Take even one of mercury’s main routes of exposure – application to the land through pesticides – and while mercury’s now out of the pesticide arsenal, we spray plenty of very potent chemicals on our fields to this day. The route of exposure remains and concerns over farmworker and farm community safety occasionally bubble to the surface. The rise of organic produce options show that some people care, but even organic farms are allowed to use some untested chemicals to keep the bugs away. Since the beginning of toxics regulation in the US, only 4 chemicals have been banned from use and the Toxic Substances Control Act (the main regulation on chemical use) only tests or monitors about 10,000 chemicals. It’s a long, steep road to controlling our exposure to unhealthy chemicals, let alone those with primarily environmental effects. How do we get people to talk about these types of chemicals in the same way that they talk about mercury? After all, it’s getting to them in the same sorts of ways.
Fundamentally, what can we learn from mercury’s story? What placed it high on the list of people’s concerns and what keeps it there? Why haven’t other chemicals joined mercury as literal poster children for environmental health? Let’s use mercury as a window into how the public interprets and reacts to scientific information and move our understanding of chemicals forward with broader support from the public.

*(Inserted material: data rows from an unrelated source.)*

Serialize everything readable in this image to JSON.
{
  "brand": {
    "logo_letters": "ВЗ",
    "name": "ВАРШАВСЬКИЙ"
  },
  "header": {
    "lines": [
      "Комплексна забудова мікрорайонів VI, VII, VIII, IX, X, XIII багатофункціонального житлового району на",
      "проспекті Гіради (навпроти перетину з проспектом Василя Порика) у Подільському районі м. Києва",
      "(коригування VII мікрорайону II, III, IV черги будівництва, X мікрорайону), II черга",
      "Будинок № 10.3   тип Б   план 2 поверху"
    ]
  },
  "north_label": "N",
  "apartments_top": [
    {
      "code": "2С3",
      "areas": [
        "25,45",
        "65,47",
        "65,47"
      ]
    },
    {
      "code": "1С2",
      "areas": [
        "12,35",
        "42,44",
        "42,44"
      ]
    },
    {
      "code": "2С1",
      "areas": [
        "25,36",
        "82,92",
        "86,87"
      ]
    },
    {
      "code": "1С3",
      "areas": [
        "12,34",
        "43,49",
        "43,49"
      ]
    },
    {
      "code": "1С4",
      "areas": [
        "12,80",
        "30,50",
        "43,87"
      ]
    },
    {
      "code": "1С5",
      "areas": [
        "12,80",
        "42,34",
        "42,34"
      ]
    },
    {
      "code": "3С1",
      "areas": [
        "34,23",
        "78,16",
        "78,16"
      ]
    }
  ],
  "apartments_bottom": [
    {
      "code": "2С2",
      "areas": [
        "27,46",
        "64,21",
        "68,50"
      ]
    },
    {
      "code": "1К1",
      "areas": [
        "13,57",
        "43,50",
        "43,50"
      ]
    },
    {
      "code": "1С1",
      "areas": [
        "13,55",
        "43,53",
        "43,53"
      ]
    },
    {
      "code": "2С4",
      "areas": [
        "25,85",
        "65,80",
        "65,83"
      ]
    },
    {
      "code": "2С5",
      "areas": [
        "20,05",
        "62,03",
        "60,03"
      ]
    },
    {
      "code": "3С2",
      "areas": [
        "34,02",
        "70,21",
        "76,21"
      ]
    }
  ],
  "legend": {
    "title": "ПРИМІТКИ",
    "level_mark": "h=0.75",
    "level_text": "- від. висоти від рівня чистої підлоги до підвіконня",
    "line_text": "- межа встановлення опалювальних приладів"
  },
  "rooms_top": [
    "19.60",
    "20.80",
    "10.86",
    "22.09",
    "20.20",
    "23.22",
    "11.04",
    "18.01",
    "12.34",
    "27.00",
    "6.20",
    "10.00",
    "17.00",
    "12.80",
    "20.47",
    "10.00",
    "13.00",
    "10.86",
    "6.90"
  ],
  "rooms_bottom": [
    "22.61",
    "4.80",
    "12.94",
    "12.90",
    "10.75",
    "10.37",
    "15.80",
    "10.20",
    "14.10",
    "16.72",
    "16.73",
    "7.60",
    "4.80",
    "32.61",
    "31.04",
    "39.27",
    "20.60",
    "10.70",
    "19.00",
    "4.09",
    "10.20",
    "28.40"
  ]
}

Good post, though a couple of minor points (I am literally doing my dissertation on this): unfortunately mercury emissions aren’t controlled by the “Best Available Control Technology” standards yet, as the Supreme Court overturned that rule last year and the EPA hasn’t issued new ones (though they are due soon), and dental amalgams still have mercury (though the health impacts of those are a little less certain than methylmercury in fish).
The biggest problem I think is that there are huge gaps in both the epidemiological and the biogeochemical cycling science in regards to mercury, which anti-regulation interests have successfully been using for years to stall things. Unfortunately, as you suggest, a lot of toxics regulations follow the same template.